From bog people to werewolvian love-triangles, artist Riley Rossmo and writer Alex Link’s Drumhellar has a cornucopia of freakishly bizarre characters and eccentric storylines to offer the perhaps more peculiar, but not strictly discerning, comic book lover.
Beginning as an idea from Calgary-based artist and comic illustrator Rossmo, Drumhellar (published through Image Comics) is a series following a detective of the same name whose rather astute detective abilities are most fruitful while he is high on psychedelics; a feat which is not relatively out of the ordinary considering the oddball situations in which he often finds himself.

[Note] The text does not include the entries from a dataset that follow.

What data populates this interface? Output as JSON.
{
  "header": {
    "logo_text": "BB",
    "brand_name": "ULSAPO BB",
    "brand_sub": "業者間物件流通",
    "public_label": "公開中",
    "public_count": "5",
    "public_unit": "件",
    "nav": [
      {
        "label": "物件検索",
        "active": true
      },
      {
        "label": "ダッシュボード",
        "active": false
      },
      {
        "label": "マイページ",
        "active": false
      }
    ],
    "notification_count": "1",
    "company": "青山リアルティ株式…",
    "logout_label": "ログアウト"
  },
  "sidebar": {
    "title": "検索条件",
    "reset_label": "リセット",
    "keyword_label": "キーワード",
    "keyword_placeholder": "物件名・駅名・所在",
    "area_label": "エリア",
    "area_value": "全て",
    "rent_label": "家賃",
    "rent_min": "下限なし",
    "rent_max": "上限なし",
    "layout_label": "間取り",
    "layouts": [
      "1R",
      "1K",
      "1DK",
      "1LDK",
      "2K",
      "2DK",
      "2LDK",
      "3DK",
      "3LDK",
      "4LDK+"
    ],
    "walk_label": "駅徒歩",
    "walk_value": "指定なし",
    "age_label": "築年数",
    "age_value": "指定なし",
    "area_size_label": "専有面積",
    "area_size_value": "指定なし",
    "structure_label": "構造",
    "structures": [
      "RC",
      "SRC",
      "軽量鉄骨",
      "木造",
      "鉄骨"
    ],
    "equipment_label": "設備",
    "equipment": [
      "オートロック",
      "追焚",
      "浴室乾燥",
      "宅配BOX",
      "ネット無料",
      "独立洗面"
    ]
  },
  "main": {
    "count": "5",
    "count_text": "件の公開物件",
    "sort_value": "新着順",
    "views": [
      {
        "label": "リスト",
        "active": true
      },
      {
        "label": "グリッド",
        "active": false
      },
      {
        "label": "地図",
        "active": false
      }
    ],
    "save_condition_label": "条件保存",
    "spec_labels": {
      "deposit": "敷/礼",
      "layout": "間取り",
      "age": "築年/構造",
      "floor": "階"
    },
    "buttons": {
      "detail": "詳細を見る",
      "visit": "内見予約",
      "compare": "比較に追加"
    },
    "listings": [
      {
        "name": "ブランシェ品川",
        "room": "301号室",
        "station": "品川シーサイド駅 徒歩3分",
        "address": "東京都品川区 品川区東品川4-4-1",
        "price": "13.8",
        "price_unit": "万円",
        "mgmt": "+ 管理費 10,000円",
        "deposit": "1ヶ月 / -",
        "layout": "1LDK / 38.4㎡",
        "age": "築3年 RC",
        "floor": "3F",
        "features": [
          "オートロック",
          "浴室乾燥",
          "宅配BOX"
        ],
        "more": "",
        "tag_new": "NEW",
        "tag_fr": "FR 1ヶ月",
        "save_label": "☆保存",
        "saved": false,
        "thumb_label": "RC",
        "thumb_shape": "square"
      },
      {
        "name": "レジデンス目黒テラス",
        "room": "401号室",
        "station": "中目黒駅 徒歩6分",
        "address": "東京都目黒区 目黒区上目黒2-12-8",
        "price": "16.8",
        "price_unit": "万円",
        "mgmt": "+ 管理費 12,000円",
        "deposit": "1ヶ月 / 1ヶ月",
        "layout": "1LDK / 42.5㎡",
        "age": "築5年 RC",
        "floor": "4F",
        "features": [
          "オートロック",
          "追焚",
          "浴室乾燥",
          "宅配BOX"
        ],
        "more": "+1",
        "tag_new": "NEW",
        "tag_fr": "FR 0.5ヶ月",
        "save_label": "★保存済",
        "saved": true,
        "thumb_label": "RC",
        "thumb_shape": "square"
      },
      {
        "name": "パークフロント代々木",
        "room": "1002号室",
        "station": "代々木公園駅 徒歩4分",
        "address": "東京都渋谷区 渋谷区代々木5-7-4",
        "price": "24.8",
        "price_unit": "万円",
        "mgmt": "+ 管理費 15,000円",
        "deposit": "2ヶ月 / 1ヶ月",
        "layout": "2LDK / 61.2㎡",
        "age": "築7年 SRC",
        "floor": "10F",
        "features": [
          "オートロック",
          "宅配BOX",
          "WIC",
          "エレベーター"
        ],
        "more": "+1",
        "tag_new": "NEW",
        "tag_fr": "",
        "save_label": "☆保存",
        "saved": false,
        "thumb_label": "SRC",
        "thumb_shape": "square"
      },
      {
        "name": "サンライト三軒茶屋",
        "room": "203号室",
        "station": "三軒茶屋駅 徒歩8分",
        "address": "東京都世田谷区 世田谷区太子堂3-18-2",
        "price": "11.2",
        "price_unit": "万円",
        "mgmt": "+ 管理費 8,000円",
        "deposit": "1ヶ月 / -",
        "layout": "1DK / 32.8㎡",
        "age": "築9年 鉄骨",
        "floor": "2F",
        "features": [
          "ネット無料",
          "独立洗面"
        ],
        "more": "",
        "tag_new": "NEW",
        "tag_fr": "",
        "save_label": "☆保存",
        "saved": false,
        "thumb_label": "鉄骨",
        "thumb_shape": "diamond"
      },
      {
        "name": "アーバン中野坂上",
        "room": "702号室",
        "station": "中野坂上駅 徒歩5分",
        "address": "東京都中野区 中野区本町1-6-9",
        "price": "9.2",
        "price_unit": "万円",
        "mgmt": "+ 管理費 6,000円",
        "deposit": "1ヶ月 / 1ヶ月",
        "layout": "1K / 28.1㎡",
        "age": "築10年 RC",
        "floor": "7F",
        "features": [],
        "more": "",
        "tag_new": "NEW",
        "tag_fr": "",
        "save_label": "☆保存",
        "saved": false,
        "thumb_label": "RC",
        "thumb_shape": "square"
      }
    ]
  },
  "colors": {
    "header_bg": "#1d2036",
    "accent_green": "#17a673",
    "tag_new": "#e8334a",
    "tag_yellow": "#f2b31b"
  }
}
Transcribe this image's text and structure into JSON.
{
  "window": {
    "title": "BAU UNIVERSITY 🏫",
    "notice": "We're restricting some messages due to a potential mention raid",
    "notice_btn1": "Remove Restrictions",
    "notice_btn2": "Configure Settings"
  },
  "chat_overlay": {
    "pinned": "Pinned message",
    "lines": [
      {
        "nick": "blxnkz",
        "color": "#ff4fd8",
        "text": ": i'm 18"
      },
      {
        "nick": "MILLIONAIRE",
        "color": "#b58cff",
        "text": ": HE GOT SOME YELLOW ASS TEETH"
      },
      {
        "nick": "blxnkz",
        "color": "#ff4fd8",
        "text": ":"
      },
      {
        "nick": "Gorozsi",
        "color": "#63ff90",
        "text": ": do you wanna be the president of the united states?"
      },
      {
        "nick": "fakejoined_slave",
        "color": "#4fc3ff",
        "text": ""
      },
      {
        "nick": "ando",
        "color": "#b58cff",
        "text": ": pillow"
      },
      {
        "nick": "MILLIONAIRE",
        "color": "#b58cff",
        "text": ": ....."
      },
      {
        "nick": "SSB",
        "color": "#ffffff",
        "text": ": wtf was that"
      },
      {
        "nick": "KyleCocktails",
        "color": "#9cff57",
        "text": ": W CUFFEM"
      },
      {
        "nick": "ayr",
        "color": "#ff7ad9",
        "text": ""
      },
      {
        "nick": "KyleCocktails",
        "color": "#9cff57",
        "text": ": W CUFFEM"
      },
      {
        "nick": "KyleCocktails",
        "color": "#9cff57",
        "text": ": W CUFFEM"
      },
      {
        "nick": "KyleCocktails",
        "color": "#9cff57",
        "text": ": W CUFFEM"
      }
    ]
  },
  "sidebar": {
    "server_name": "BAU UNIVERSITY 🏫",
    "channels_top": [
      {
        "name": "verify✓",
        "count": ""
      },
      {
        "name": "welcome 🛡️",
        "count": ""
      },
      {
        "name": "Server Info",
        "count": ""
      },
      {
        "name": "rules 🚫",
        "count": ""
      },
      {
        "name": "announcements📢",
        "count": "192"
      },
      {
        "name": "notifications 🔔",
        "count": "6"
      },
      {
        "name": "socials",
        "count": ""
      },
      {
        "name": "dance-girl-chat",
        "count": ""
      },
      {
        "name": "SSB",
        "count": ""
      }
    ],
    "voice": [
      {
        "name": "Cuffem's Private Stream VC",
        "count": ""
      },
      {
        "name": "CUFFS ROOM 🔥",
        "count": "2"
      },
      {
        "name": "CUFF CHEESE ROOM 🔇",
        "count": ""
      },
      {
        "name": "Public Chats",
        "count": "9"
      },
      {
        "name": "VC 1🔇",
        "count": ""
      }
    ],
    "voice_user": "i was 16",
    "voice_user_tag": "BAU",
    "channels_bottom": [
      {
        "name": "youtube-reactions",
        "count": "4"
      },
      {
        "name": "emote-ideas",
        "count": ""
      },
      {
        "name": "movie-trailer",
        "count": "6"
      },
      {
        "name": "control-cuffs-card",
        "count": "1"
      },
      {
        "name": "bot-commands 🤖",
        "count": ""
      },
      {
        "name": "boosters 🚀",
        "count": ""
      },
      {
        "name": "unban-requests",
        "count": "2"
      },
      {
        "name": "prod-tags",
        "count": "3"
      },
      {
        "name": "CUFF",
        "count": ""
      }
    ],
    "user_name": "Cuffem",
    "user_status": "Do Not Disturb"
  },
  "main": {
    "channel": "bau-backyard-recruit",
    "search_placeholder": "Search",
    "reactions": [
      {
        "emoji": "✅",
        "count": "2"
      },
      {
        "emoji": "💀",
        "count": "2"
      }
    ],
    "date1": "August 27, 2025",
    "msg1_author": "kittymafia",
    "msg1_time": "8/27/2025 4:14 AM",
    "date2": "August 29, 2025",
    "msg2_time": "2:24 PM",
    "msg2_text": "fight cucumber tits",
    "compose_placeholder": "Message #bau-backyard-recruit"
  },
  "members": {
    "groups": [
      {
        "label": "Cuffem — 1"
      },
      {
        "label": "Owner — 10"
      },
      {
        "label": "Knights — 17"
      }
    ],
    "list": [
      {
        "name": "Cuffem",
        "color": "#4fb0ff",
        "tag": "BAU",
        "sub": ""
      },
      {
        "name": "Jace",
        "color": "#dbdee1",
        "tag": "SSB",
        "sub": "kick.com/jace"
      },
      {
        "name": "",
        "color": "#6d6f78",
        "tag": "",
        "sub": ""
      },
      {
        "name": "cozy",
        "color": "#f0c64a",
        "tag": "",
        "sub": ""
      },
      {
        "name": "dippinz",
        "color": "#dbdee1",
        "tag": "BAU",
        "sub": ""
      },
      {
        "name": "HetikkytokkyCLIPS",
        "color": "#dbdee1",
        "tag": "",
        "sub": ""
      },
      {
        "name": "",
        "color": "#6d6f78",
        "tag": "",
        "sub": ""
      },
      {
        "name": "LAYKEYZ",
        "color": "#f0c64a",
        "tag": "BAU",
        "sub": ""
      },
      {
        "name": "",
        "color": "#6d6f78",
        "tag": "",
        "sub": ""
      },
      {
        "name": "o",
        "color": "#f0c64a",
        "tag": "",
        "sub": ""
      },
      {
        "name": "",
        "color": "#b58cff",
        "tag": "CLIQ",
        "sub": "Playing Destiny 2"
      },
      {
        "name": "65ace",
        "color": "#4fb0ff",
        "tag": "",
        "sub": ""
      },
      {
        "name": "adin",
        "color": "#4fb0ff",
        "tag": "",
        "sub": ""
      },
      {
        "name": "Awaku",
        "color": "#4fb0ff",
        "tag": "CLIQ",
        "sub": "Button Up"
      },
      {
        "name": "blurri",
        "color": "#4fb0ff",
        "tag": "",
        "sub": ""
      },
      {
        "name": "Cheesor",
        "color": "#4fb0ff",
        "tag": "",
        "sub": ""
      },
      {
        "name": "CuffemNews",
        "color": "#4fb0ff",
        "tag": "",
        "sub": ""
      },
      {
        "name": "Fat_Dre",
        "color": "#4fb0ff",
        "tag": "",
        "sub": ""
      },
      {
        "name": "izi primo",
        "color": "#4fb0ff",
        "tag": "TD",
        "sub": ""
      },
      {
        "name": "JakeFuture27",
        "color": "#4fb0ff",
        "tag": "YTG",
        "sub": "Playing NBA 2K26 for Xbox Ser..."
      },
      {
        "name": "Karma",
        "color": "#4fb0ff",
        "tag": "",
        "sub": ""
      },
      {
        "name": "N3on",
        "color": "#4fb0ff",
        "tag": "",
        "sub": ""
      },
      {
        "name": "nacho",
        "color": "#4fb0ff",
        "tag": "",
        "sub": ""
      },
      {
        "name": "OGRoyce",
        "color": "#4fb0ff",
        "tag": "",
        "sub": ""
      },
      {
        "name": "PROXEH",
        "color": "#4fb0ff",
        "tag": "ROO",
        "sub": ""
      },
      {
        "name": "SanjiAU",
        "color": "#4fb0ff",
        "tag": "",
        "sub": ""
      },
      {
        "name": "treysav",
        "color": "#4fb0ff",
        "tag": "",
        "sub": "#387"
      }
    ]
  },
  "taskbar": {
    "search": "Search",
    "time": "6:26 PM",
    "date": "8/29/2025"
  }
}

Rossmo’s creative partner in crime, Calgary-based ACAD English professor Alex Link, helps to elucidate Rossmo’s fantastically off-the-wall imagery with a poignantly witty script. Link laughingly describes the partnership with Rossmo for Drumhellar by saying, “He’ll produce a set of parameters within which to work; he’ll say, ‘I want to be able to draw some of this,’ or ‘I want to be able to have some of this.’ The way we once presented it was that he just essentially barfs in front of me and I dig through it looking for good things.”
In other words, Link designs whatever Rossmo’s imagination cooks up, and they usually end up sending drafts back and forth to one another.
Rossmo’s choice for Drumhellar, especially its small-town locale in the comic, was inspired by his staying in the city for some time to get a feel for its particular eeriness. Link argues that it’s that eeriness that is often overlooked by comics that focus particularly on bigger-cities—fashioning them within the neo-noir genre.
“The freakiness of the small town is often neglected, and so we wanted to draw on that in some manner. The title is interesting because for the people there [in Drumheller], it resonates for them as well,” Link says.
This choice has made Drumhellar not only uniquely original but also incredibly familiar for those that read it; its Twin-Peaks vibe with all of the benefits of magic mushrooms is enough to get any comic reader hooked.